Wie (und von wem) wird zusätzlicher Lernstoff «bestimmt»?
Unter Lernen versteht man oft den Prozess, der dazu führt, dass wir Dinge nachher besser machen oder können. Vielfach wird dies (im traditionellen Verständnis der Schule) mit «weniger Fehler» gleichgesetzt.
Lehrpersonen waren (sind) im Schulsystem jene Personen, welche sich dadurch auszeichneten, (scheinbar) allwissend zu sein (oder zumindest zu wissen, wo das Lösungsbuch steht). Wissen oder Können führten zu Erfolg (gute Noten). Entsprechend war «Nicht-Wissen» oder «Nicht-Können» (Fehler) das Gegenteil davon.
Menschen setzen sich auf unterschiedliche Weise mit (ihren) Fehlern (oder fehlendem Wissen und Können) auseinander. Einige ignorieren sie (sie versuchen dies zumindest). Andere nehmen sie sehr persönlich und kommen ins Grübeln. Wieder andere werden durch sie entmutigt und geben auf. Manche werden jedoch auch angespornt und nutzen sie, um zu lernen.

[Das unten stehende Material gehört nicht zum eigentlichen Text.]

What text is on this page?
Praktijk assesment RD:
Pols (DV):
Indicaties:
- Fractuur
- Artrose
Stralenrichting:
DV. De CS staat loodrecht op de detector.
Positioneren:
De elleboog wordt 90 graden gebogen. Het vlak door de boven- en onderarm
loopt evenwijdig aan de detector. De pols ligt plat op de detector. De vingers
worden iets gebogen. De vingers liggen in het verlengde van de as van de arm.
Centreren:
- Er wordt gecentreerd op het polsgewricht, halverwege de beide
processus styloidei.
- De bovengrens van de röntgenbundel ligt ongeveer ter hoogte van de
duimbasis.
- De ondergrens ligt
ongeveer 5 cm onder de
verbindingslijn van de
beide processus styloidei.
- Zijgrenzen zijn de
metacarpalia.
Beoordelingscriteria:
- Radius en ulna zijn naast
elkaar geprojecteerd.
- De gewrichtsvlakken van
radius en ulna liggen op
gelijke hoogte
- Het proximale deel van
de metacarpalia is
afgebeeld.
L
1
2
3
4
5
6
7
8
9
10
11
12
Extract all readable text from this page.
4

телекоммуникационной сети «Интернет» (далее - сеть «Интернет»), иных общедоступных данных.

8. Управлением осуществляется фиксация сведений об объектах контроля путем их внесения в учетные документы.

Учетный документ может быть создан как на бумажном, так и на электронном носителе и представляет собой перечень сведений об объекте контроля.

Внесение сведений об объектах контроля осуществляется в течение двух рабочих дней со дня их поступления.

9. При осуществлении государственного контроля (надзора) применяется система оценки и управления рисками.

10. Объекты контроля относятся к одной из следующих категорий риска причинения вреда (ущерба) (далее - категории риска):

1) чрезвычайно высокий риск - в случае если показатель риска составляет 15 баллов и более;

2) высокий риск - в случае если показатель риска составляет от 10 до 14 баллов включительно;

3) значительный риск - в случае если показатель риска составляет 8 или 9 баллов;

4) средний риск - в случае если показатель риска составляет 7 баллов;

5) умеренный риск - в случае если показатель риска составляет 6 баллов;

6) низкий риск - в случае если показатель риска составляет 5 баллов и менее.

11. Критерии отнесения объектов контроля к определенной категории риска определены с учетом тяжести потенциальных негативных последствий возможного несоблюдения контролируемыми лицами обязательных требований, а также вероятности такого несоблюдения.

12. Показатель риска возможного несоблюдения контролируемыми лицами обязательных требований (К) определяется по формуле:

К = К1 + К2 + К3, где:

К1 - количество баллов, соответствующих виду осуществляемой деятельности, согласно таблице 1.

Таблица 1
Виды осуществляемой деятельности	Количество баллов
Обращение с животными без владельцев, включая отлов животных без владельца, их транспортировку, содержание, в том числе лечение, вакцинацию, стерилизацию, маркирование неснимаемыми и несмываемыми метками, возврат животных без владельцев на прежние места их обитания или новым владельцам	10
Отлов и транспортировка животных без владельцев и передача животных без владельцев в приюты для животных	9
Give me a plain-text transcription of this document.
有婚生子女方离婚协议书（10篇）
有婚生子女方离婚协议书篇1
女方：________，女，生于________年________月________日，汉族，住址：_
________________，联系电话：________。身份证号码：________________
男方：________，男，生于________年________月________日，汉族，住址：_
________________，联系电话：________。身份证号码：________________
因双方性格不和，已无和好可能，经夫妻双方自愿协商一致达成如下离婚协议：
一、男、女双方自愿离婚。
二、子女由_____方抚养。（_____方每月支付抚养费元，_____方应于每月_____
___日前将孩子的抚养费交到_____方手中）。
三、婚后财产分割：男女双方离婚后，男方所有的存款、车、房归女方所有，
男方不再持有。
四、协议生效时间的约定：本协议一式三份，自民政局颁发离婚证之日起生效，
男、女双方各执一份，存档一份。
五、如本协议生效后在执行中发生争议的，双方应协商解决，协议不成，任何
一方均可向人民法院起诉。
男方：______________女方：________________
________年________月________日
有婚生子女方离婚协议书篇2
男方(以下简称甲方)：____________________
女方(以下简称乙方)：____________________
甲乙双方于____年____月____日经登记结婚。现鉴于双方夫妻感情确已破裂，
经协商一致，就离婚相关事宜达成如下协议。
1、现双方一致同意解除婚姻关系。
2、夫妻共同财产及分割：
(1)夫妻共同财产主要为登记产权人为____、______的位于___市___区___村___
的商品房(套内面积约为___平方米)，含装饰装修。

Die Fliegerei (Luftfahrtindustrie) hat ein ganz besonderes Verhältnis zu Fehlern. Rolf Dobelli schreibt in «Die Kunst des guten Lebens», dass keine andere Branche Fehler so ernst nehme. Wenn Flugzeuge abstürzen, kommt es in der Regel nicht besonders gut. Fehler in der Fliegerei bedeuteten oft den Tod (oder zumindest eine ziemliche Sauerei und viel Leid). Also hatte man (verständlicherweise) ein grosses Interesse, bei Fehlern genauer hinzuschauen, um diese in Zukunft zu vermeiden (und nicht mehr abzustürzen).
Im Zusammenhang mit diesem Analysebedürfnis entwickelte man unter anderem Flugschreiber (Black-Box), welche Fehler aufzeichnen und sichtbar machen. Mit dem Aufzeichnen und Erkennen alleine erreicht man aber noch keinen sinnvollen Umgang mit Fehlern.
Viel mehr stellen sich Fragen…
welche Fehler analysiert und behoben werden (sollen)?
wann die Fehler thematisiert werden?
wie man mit «erkannten» Fehlern umgeht?
Es gibt gravierende und weniger gravierende Fehler. Es gibt solche, welche man selbst erfahren darf (soll) und solche, welche man besser nicht selbst macht (sondern von den Fehlern von anderen oder aus der Geschichte lernt). Es gibt Fehler, welche man eigentlich nicht mehr machen sollte, und dann gibt es solche, welche zum Lernprozess gehören oder überhaupt erst dadurch entstehen, dass man neue Dinge ausprobiert. Jene Situationen, in welchen man in der Realität keine Fehler machen sollte, werden in der Fliegerei (immer und immer wieder) in Simulatoren geübt (oder im Falle von Systemen von erfahrenen Testpiloten ohne Passagiere erprobt).
Auch in der Schule (und im Leben) sollte man sich stets bewusst sein, in welcher Phase (Lern-, Übungs-, Test- oder Anwendungsphase) man sich befindet und wie fehlertolerant diese ist. Dort, wo Fehler grössere Auswirkungen haben, sollen zusätzliche Ressourcen (Lernpartnerschaften, Gruppenarbeiten, Experten, Kontrollsysteme, Redundanzen…) eingesetzt werden, um sie zu verhindern oder ihre Konsequenzen zu vermindern.
In der Fliegerei ist es nicht möglich, in der Luft zu stoppen, um über Fehler nachzudenken. Das Flugzeug muss seine Geschwindigkeit (Bewegung) aufrecht halten, um zu fliegen. Man muss weitermachen, insbesondere auch dann, wenn man selbst den Anspruch der Perfektion hat und enttäuscht ist, weil man diese offensichtlich in der aktuellen Situation nicht erreicht.(Die meisten) Flugdaten werden ausgewertet, wenn man wieder am Boden ist. Dann ist es Zeit, aus den Fehlern zu lernen und darüber nachzudenken, wie man sie das nächste Mal verhindern kann.
In «Die Prinzipien des Erfolges» schreibt Ray Dalio (ein ziemlich erfolgreicher Unternehmer, sofern man Geld als Erfolgsmassstab nimmt), dass er seine Mitarbeitenden aufforderte, Fehlerprotokolle zu führen, um daraus zu lernen. Er fügte jedoch an, dass nicht alle Mitarbeitenden gut damit umgehen konnten.
Wie und in welchem Umfang Schülerinnen und Schüler auf Fehler hingewiesen werden, braucht Fingerspitzengefühl und Vertrauen – und es braucht insbesondere das richtige Timing.
Wie viel Perfektion (auf einer Skala von 1-10) erwartest du von dir und anderen?